1. Suppose I gave you a sequence of integer numbers (not necessarily positive or even distinct), one at a time. In English, without using any C++ code at all, explain how you could determine the smallest number of the entire sequence. Be as explicit and precise in your argument as possible.
2. Now write a function int min(int a[], unsigned int length), taking as arguments an array of integers and its corresponding length, that determines and returns the smallest integer present in the array.
3. Here's a cool, but mysterious, way to numerically compute the square root of 2: start with any non-zero number, call it x0, then compute the number x1 = x0 / 2 + 1 / x0. Now that you have x1, compute x2 by applying the same formula to x1, x2 = x1 / 2 + 1 / x1. Then compute x3 = x2 / 2 + 1 / x2, and so on. You will notice that the sequence of numbers { x0, x1, x2, x3, ... } converges fairly quickly to the numerical value of the square root of 2, namely, 1.41421356...

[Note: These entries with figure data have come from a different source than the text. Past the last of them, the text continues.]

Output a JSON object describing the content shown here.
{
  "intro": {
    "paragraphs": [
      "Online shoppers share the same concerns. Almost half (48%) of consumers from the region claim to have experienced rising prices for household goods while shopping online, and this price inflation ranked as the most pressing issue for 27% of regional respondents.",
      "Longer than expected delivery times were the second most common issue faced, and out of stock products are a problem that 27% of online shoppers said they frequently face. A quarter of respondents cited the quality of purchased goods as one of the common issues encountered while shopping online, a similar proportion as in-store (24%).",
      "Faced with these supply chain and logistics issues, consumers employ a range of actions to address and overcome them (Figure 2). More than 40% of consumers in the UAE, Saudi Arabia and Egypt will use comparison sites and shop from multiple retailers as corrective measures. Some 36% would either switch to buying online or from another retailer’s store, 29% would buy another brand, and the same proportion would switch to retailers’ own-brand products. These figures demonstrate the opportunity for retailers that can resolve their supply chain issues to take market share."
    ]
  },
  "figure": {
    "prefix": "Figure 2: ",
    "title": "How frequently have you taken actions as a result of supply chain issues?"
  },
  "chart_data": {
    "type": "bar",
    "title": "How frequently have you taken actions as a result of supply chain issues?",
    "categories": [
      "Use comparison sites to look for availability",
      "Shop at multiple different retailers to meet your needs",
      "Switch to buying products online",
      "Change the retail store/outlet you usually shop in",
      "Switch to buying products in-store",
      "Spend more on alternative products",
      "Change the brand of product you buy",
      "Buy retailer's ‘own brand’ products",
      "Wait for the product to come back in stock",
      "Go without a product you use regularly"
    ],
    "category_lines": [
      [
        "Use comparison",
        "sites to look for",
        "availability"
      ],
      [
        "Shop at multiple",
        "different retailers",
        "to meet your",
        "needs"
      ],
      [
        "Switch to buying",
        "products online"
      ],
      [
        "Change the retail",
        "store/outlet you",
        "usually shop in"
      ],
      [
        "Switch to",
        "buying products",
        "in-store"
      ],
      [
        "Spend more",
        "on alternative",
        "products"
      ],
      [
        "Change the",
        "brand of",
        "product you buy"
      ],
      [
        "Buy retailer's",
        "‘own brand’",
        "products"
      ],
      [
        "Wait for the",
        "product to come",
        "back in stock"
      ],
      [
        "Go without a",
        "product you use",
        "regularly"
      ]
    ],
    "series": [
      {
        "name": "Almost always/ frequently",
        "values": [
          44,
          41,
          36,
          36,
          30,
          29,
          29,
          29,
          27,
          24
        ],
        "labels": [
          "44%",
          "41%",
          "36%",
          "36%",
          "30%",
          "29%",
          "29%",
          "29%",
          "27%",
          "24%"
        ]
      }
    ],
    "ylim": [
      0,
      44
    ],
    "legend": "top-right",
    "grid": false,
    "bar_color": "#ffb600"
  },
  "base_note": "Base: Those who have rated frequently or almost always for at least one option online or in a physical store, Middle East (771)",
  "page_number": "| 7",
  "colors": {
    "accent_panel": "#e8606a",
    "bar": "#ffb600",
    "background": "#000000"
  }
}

Let's try that. Write a function float f(float x), taking for argument a number x (not necessarily an integer), which applies the formula above to x, returning the result. In other words, you must implement the function f(x) = x / 2 + 1 / x.
Next, write your main function in such a way that it asks the user for a non-zero starting number x0 and for a maximum number of iterations, maxIters, then repeatedly applies f() to the result obtained from the previous application of f(), printing the result every time, and doing it maxIters times. In other words, your main function will be printing f(x0), f(f(x0)), f(f(f(x0))), f(f(f(f(x0)))), etc, maxIters times.
4. Explain why you must not use integers for the argument and the return type of the function f() of the previous problem.
5. Now repeat problem 3., but with two modifications: (a) your main function must ask for yet another number from the user, N, whose square root you will compute, (b) your function f() now has two arguments and must compute the result of the formula f(x, N) = (x + N / x) / 2.